Anılarımı yazmaya kendimi zorunlu hissettim. Zira oldum olası bir şeyler yaşamış insanlara yazmalarını önermiştim. Ne yazık ki toplumumuz "Anı" yazma alışkanlığını henüz tam olarak benimseyemedi.
Oysa bu kültürün gelişmesi tarihçilerimizi resmi belgelere bağımlı kalmaktan kurtaracak bir ulusun gerçek tarihini yazmada büyük kolaylık sağlayacaktır.

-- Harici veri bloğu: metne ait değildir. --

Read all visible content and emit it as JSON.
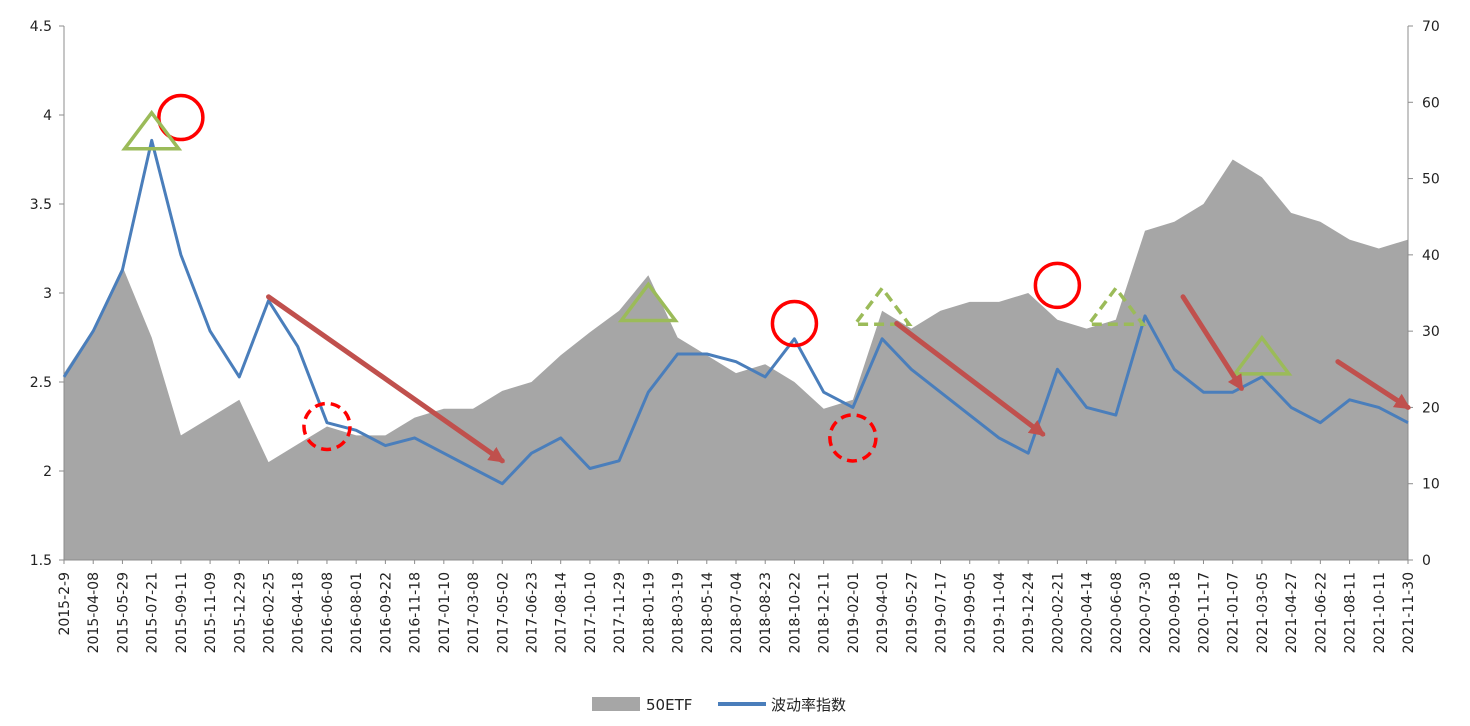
{
  "chart_data": {
    "type": "area",
    "title": "",
    "x_categories": [
      "2015-2-9",
      "2015-04-08",
      "2015-05-29",
      "2015-07-21",
      "2015-09-11",
      "2015-11-09",
      "2015-12-29",
      "2016-02-25",
      "2016-04-18",
      "2016-06-08",
      "2016-08-01",
      "2016-09-22",
      "2016-11-18",
      "2017-01-10",
      "2017-03-08",
      "2017-05-02",
      "2017-06-23",
      "2017-08-14",
      "2017-10-10",
      "2017-11-29",
      "2018-01-19",
      "2018-03-19",
      "2018-05-14",
      "2018-07-04",
      "2018-08-23",
      "2018-10-22",
      "2018-12-11",
      "2019-02-01",
      "2019-04-01",
      "2019-05-27",
      "2019-07-17",
      "2019-09-05",
      "2019-11-04",
      "2019-12-24",
      "2020-02-21",
      "2020-04-14",
      "2020-06-08",
      "2020-07-30",
      "2020-09-18",
      "2020-11-17",
      "2021-01-07",
      "2021-03-05",
      "2021-04-27",
      "2021-06-22",
      "2021-08-11",
      "2021-10-11",
      "2021-11-30"
    ],
    "y_left": {
      "ticks": [
        "1.5",
        "2",
        "2.5",
        "3",
        "3.5",
        "4",
        "4.5"
      ],
      "min": 1.5,
      "max": 4.5,
      "series": "50ETF"
    },
    "y_right": {
      "ticks": [
        "0",
        "10",
        "20",
        "30",
        "40",
        "50",
        "60",
        "70"
      ],
      "min": 0,
      "max": 70,
      "series": "波动率指数"
    },
    "series": [
      {
        "name": "50ETF",
        "kind": "area",
        "axis": "left",
        "color": "#a6a6a6",
        "values": [
          2.55,
          2.8,
          3.15,
          2.75,
          2.2,
          2.3,
          2.4,
          2.05,
          2.15,
          2.25,
          2.2,
          2.2,
          2.3,
          2.35,
          2.35,
          2.45,
          2.5,
          2.65,
          2.78,
          2.9,
          3.1,
          2.75,
          2.65,
          2.55,
          2.6,
          2.5,
          2.35,
          2.4,
          2.9,
          2.8,
          2.9,
          2.95,
          2.95,
          3.0,
          2.85,
          2.8,
          2.85,
          3.35,
          3.4,
          3.5,
          3.75,
          3.65,
          3.45,
          3.4,
          3.3,
          3.25,
          3.3
        ]
      },
      {
        "name": "波动率指数",
        "kind": "line",
        "axis": "right",
        "color": "#4a7ebb",
        "values": [
          24,
          30,
          38,
          55,
          40,
          30,
          24,
          34,
          28,
          18,
          17,
          15,
          16,
          14,
          12,
          10,
          14,
          16,
          12,
          13,
          22,
          27,
          27,
          26,
          24,
          29,
          22,
          20,
          29,
          25,
          22,
          19,
          16,
          14,
          25,
          20,
          19,
          32,
          25,
          22,
          22,
          24,
          20,
          18,
          21,
          20,
          18
        ]
      }
    ],
    "annotations": {
      "red_circles": [
        [
          4,
          58
        ],
        [
          25,
          31
        ],
        [
          34,
          36
        ]
      ],
      "red_dashed_circles": [
        [
          9,
          17.5
        ],
        [
          27,
          16
        ]
      ],
      "green_triangles": [
        [
          3,
          56
        ],
        [
          20,
          33.5
        ],
        [
          41,
          26.5
        ]
      ],
      "green_dashed_triangles": [
        [
          28,
          33
        ],
        [
          36,
          33
        ]
      ],
      "arrows": [
        [
          [
            7,
            34.5
          ],
          [
            15,
            13
          ]
        ],
        [
          [
            28.5,
            31
          ],
          [
            33.5,
            16.5
          ]
        ],
        [
          [
            38.3,
            34.5
          ],
          [
            40.3,
            22.5
          ]
        ],
        [
          [
            43.6,
            26
          ],
          [
            46,
            20
          ]
        ]
      ]
    },
    "legend": {
      "position": "bottom-center"
    },
    "grid": false
  }
}
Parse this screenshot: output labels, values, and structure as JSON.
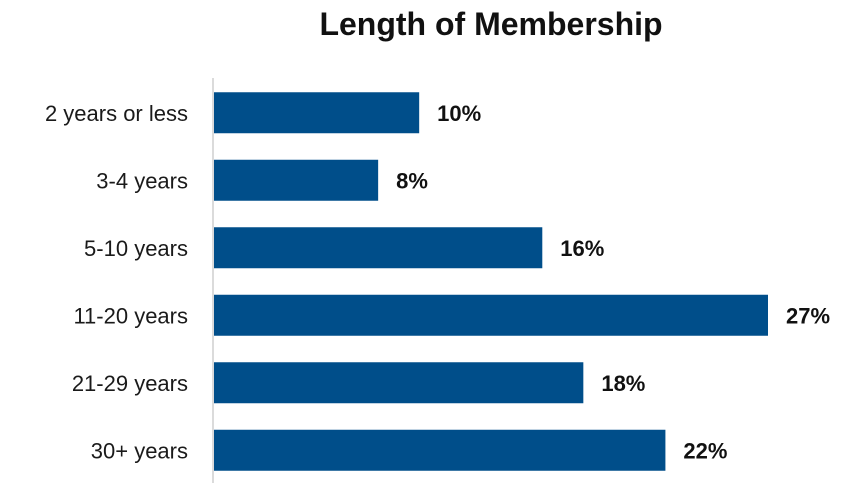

Bu türün en zayıf tarafı yazarını ön plana çıkarmasıdır. Esasen bu da "işin doğası" gereğidir. Anı sahibi ne denli objektif olursa olsun bu zafiyet belli oranda hep vardır. Bir de günlük tutulmamışsa yanılgı payının büyük olması.
Ben de günlük tutmayanlardanım. O nedenle yanılgılarım olmuştur mutlaka olmuştur. Ama belirtmeliyim ki yaşanmış önemli olayların özetini zamanında kaydettim ve önemli gördüğüm konuşmaları bire bir not ettim. Bir de bunlara ilişkin resmi belgelerden ve gazete kupürlerinden bir arşiv oluşturdum.
"Kendini övmüş" tenkidinden kurtulmak için zaman zaman alçakgönüllülük göstermeye çalıştımsa da Muhsin Ertuğrul'un sözünü de gözden ırak tutmadım. O öyle der; "Fazla tevazu göstermeyin. İnanırlar".
Bir başka sözü de beğenirim; "Tevazuun aşırısı gururun arka kapısından girmektir".
Bu ikisinin ortasını bulmaya çalıştım. Ayrıca "Ön plana çıkıyorum" endişesiyle bazı yerlerden kendimi dışlasaydım gerçeği sizinle tam paylaşmamış olacaktım.
Kitapta sık tekrarlar göreceksiniz; "Buna kargalar bile güler" gibi. Amacım kitabı atlayarak okuyanlara okudukları bölümün mesajını verebilmeye yöneliktir. Belki de kelime ve deyim yetersizliği.